Esa falta de sentido de vida, de certeza sobre quiénes son ellos y qué quieren, más allá de conseguir triunfos, es el otro gran factor de su falta de actividad. Cuando no tenemos un porqué, una motivación íntima, esforzarse o avanzar es terriblemente pesado.
Cuando la vida no tiene mucho sentido, es lógico sentir un miedo atroz al fracaso y no saber realmente qué quieres. Entonces, ¿para qué intentar nada?, ¿para qué exponerse a fracasar? Mejor batirse en retirada existencial, recluido en un lugar donde no hay que hacer nada y, por tanto, no es posible fallar, donde no hay que mantener esa pesada fachada de éxito y triunfo para que otros me quieran, detrás de la cual nadie me ve (ni siquiera yo mismo).

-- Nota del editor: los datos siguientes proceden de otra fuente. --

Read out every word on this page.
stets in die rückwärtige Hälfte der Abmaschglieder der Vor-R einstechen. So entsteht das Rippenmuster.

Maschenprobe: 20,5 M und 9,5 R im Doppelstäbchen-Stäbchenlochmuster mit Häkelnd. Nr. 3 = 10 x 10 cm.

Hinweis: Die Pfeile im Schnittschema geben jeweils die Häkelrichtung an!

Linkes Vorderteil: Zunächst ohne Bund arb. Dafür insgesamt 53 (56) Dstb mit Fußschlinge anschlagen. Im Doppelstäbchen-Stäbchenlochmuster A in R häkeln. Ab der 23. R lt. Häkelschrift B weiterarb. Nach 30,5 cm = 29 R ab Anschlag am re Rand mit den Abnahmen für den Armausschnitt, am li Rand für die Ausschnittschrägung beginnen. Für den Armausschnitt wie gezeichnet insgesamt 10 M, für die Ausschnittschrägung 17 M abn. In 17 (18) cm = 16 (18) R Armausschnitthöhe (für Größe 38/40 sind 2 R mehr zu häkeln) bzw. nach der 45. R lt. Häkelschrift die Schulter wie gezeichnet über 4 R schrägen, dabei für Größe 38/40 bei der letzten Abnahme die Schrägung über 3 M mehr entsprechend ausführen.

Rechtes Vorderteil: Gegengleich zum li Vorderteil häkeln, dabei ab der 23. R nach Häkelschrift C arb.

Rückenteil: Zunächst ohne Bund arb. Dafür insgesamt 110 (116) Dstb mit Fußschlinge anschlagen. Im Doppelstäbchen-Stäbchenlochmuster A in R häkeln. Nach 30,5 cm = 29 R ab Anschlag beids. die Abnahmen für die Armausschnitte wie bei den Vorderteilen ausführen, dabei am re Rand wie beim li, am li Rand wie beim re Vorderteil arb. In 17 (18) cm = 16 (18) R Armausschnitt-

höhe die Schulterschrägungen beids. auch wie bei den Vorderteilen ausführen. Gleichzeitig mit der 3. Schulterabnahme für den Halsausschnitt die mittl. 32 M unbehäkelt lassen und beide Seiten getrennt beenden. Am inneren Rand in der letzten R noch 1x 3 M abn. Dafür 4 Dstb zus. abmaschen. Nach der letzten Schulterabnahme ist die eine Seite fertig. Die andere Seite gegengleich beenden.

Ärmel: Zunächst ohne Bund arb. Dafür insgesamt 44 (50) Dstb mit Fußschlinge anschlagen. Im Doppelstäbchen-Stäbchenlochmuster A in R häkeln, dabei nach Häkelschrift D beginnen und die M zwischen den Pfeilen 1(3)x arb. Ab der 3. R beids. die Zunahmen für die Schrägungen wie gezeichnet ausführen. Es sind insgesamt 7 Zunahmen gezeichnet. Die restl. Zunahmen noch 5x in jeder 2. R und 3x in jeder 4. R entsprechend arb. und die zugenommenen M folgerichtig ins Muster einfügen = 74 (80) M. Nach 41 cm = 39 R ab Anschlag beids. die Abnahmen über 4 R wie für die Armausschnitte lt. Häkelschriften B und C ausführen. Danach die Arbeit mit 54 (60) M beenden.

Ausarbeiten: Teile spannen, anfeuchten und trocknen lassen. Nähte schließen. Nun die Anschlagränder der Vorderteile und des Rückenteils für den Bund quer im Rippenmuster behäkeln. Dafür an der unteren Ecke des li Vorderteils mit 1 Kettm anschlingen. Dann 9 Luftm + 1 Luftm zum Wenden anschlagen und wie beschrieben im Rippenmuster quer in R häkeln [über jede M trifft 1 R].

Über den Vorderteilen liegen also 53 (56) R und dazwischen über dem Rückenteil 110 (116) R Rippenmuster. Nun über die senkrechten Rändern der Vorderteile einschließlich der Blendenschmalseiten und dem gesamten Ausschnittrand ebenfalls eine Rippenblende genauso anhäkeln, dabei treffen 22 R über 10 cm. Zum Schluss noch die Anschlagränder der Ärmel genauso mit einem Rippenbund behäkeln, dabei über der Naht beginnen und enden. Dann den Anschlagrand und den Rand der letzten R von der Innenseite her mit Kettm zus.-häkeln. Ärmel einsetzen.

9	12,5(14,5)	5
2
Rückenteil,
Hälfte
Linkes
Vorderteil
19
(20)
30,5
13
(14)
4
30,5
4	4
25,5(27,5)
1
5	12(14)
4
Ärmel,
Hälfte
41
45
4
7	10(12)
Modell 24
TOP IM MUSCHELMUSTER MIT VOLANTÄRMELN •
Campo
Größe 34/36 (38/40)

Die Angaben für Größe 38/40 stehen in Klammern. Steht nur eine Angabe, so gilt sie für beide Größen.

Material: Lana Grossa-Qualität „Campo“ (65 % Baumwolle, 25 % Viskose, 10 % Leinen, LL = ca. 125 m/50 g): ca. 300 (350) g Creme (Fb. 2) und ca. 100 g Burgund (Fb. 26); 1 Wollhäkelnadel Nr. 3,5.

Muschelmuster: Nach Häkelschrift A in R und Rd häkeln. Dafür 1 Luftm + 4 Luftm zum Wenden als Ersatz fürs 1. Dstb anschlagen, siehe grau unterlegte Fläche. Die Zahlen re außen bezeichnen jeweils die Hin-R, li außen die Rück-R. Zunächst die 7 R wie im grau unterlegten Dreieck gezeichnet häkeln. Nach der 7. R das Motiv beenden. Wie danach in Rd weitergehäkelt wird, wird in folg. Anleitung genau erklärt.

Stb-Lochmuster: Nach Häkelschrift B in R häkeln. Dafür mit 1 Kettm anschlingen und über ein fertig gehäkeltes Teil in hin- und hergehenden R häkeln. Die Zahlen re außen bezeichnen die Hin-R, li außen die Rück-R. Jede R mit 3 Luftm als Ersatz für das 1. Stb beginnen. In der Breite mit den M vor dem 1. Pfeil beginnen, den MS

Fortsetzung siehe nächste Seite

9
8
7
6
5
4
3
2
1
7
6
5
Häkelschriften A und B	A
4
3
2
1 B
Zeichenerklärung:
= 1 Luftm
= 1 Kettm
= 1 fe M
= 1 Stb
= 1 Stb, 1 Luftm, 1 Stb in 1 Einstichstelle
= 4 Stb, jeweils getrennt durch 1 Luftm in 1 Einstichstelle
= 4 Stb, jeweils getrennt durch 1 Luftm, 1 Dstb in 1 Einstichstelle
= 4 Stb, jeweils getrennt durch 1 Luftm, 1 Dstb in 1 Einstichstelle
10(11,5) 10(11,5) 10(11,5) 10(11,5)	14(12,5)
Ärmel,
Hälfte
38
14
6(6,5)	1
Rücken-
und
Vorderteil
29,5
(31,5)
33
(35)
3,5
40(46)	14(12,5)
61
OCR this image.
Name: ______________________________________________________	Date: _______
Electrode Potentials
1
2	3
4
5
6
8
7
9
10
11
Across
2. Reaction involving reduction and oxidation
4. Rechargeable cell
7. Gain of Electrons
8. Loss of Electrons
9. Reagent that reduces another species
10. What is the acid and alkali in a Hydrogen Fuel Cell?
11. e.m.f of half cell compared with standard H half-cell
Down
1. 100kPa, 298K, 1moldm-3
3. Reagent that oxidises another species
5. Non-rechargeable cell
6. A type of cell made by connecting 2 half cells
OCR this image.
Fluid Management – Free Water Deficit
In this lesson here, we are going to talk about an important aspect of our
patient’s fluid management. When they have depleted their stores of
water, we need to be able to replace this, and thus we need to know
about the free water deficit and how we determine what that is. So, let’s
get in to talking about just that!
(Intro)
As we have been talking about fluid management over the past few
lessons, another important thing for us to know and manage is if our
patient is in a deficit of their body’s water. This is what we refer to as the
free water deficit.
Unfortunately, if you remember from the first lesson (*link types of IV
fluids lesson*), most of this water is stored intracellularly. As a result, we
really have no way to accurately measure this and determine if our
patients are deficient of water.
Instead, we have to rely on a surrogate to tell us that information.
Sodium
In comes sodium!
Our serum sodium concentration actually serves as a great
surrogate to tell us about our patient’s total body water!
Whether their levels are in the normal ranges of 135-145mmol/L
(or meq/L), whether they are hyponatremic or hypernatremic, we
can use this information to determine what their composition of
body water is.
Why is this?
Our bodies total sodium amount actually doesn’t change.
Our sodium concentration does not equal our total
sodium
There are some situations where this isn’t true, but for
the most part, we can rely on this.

Pero no son simples víctimas, la vida no es sólo lo que nos toca vivir. A la famosa frase de Ortega y Gasset: “yo soy yo y mis circunstancias”, hay que añadir “y cómo yo me posicione ante ellas y decida encararlas”. Con frecuencia, la vida cómoda, en la que han tenido todo y permanecido sobreprotegidos más allá de la exigencia en cuanto a los logros, suele provocar que se batan en retirada, que prefieran esa vida no vivida (para mí, la más triste de las opciones) y que no se rebelen contra esa sensación. Su incapacidad para encarar el dolor explica en parte su miedo y su huida. En vez de expresar su dolor y pedir ayuda se instalan en la comodidad de un discurso indolente sobre sí mismos, lo que, aunado a la falta de sentido en la vida, hacen que sencillamente traten de llenar el vacío con cosas que no los hagan pensar para no ver su propio dolor.
¿Cómo ayudarlos?
Transmitiéndoles una preocupación genuina por ellos. Más allá de que estén fracasando, hacerles ver que su dolor nos conmueve y que su fracaso nos preocupa. Tomándoles la mano y estando a su lado.
Y si en vez del ser querido de uno de esos chicos, tú eres el chico, decirte a ti mismo que esto tú también lo puedes hacer contigo: en vez de huir, quedarte contigo en tu pena, acompañarte por duro que sea, porque a ti sí te importas más allá de tus logros.